İlginçtir ki, işgal altındaki toprakların farklı bölgelerini ziyaret edip inceledikten sonra Mamdani, "Apartheid ve ırkçılık Güney Afrika, İsrail'i anlamak için uygun bir mercek değildi" diyor. Bu, Siyonist rejimde modellenen yerleşimci sömürgeci Amerika Birleşik Devletleri'dir. Mamdani şunu savunuyor:

Kuzey Amerika'da olduğu gibi, İsrail'deki yerleşimci Filistinlilerle bir emek kaynağı olarak ilgilenmiyor; o, onların topraklarını istiyor. İsrail'deki Siyonistler uzun zamandır Amerikalıların Kızılderililerin topraklarını nasıl temizlediklerinden ilham alıyorlar. 22 Aralık 2013'te The Jerusalem Post, Negev'deki Bedevi yerleşimini düzenleyecek bir yasa tasarısı üzerinde çalışan bir Knesset üyesi ile bir komite başkanı arasındaki şu konuşmayı bildirdi: "Bütün bir nüfusu transfer etmek istiyorsunuz," dedi Knesset üyesi (MKPartisi), Hanna Swaid (HadashPartisi). Komite başkanı MK Miri Regev (LikudPartisi), "Evet, Amerikalılar'ın Kızılderililere yaptığı gibi" diye yanıtladı.

Amerika'nın önerdiği iki devletli çözümün bile Yerli Amerikalılara yaklaşımına benzemesi olasıdır. Yerli Amerikalılara etnik temizlik ve zorunlu göç yoluyla dayatılan sınırlı topraklarda sınırlı özyönetim modeli, Filistinlilere sınırlı topraklar üzerinde egemenlik verilmesiyle aynıdır.

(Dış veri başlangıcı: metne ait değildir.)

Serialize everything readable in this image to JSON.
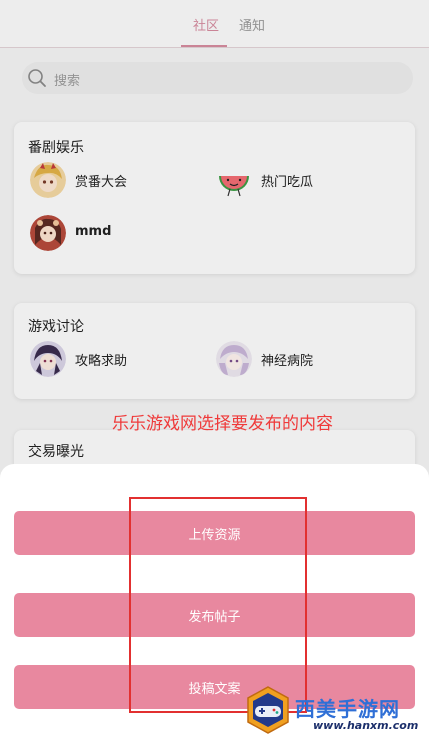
{
  "tabs": {
    "community": "社区",
    "notifications": "通知"
  },
  "search": {
    "placeholder": "搜索"
  },
  "sections": [
    {
      "title": "番剧娱乐",
      "forums": [
        {
          "name": "赏番大会"
        },
        {
          "name": "热门吃瓜"
        },
        {
          "name": "mmd"
        }
      ]
    },
    {
      "title": "游戏讨论",
      "forums": [
        {
          "name": "攻略求助"
        },
        {
          "name": "神经病院"
        }
      ]
    },
    {
      "title": "交易曝光"
    }
  ],
  "annotation": "乐乐游戏网选择要发布的内容",
  "sheet": {
    "buttons": [
      {
        "label": "上传资源"
      },
      {
        "label": "发布帖子"
      },
      {
        "label": "投稿文案"
      }
    ]
  },
  "watermark": {
    "brand": "西美手游网",
    "url": "www.hanxm.com"
  },
  "colors": {
    "accent": "#d58c9f",
    "sheet_button": "#e8889f",
    "annotation": "#ef3a3a"
  }
}
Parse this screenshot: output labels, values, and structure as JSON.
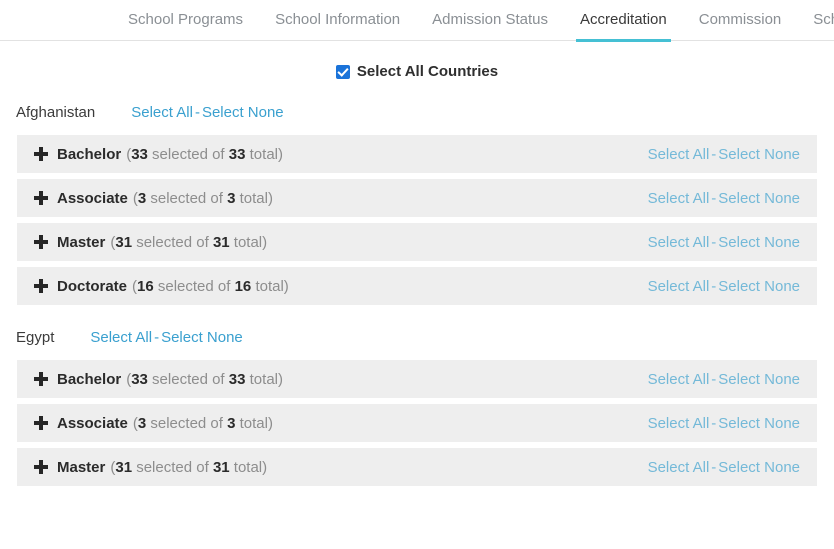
{
  "tabs": [
    {
      "label": "School Programs",
      "active": false
    },
    {
      "label": "School Information",
      "active": false
    },
    {
      "label": "Admission Status",
      "active": false
    },
    {
      "label": "Accreditation",
      "active": true
    },
    {
      "label": "Commission",
      "active": false
    },
    {
      "label": "Scholarship",
      "active": false
    }
  ],
  "select_all_countries": {
    "label": "Select All Countries",
    "checked": true
  },
  "links": {
    "select_all": "Select All",
    "select_none": "Select None",
    "separator": "-"
  },
  "countries": [
    {
      "name": "Afghanistan",
      "programs": [
        {
          "name": "Bachelor",
          "selected": "33",
          "total": "33"
        },
        {
          "name": "Associate",
          "selected": "3",
          "total": "3"
        },
        {
          "name": "Master",
          "selected": "31",
          "total": "31"
        },
        {
          "name": "Doctorate",
          "selected": "16",
          "total": "16"
        }
      ]
    },
    {
      "name": "Egypt",
      "programs": [
        {
          "name": "Bachelor",
          "selected": "33",
          "total": "33"
        },
        {
          "name": "Associate",
          "selected": "3",
          "total": "3"
        },
        {
          "name": "Master",
          "selected": "31",
          "total": "31"
        }
      ]
    }
  ],
  "count_text": {
    "open_paren": "(",
    "selected_of": " selected of ",
    "total_suffix": " total)"
  },
  "colors": {
    "active_tab_underline": "#45c0d4",
    "checkbox": "#1a73d9",
    "country_link": "#3aa0cf",
    "row_link": "#74b9d8",
    "row_background": "#eeeeee"
  }
}
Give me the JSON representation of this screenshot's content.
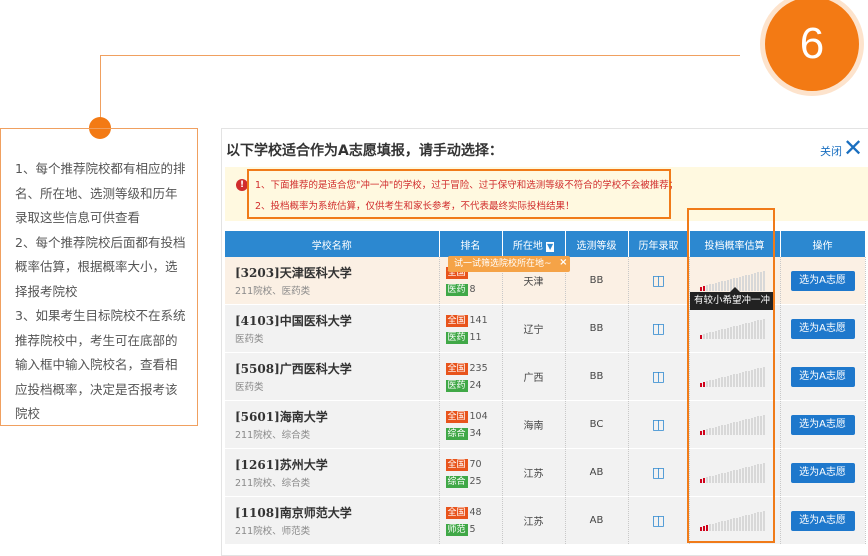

"Yerleşimci Sömürgeciliği Yeniden Düşünmek" başlıklı bir makalede Meksikalı düşünür Rosara Sánchez ve Beatrice Pita şöyle diyor:

“1948 yılı Nekbe yani Büyük Felaket idi, bu Filistinliler için felaket yılıydı. ABD'nin Güneybatısındaki Meksikalılar için Nekbe, Meksika'nın topraklarının neredeyse yarısını kaybetmesiyle 1848'de geldi. ... Biz, ABD'deki Meksika kökenli insanlar, İsrail'de yaşayan Filistinliler ve Batı Şeria ve Gazze'de yaşayan Filistinlilerle çok şey paylaşıyoruz. Önemli farklılıklara rağmen, ortak noktamız toprakların gasp edilmesi ve tarihi koşulların dayattığı hegemonik bir devlet gücü altında ikinci sınıf bir statüde yaşama geçmişimizdir.”

Ve elbette, daha önce de söylendiği gibi, Filistinliler ile Amerikan yerlileri veya Meksika kökenli Amerikalılar arasındaki ortak payda burada sona eriyor, çünkü Amerikan yerleşimci sömürgeciliği dünyadaki sömürgeciliğin zirvesinde yaşanırken, İsrail yerleşimci sömürgeciliği sömürgeci güçlerin gerilediği ve yıkıcı sömürge yapılarının küresel olarak yeniden düşünüldüğü bir dönemde gerçekleşiyor. Bu teorik çerçeveyle, her birimizin bu sömürgeci rejime son vermek için vurduğu her darbe, yerleşimci sömürgeciliğin tarihinin son sayfasını çevirirken tüm insanlığa bir hizmettir ve yakın gelecekte sömürgesizleştirilmiş bir dünyaya ulaşmayı hedefliyoruz. Bu, Filistin sorununa yönelik tek adil çözümdür ve ezilen halkların küresel uyanışı göz önüne alındığında, insanlığın bu dava etrafında birleşmesi oldukça mümkündür: hepimiz Filistinliyiz.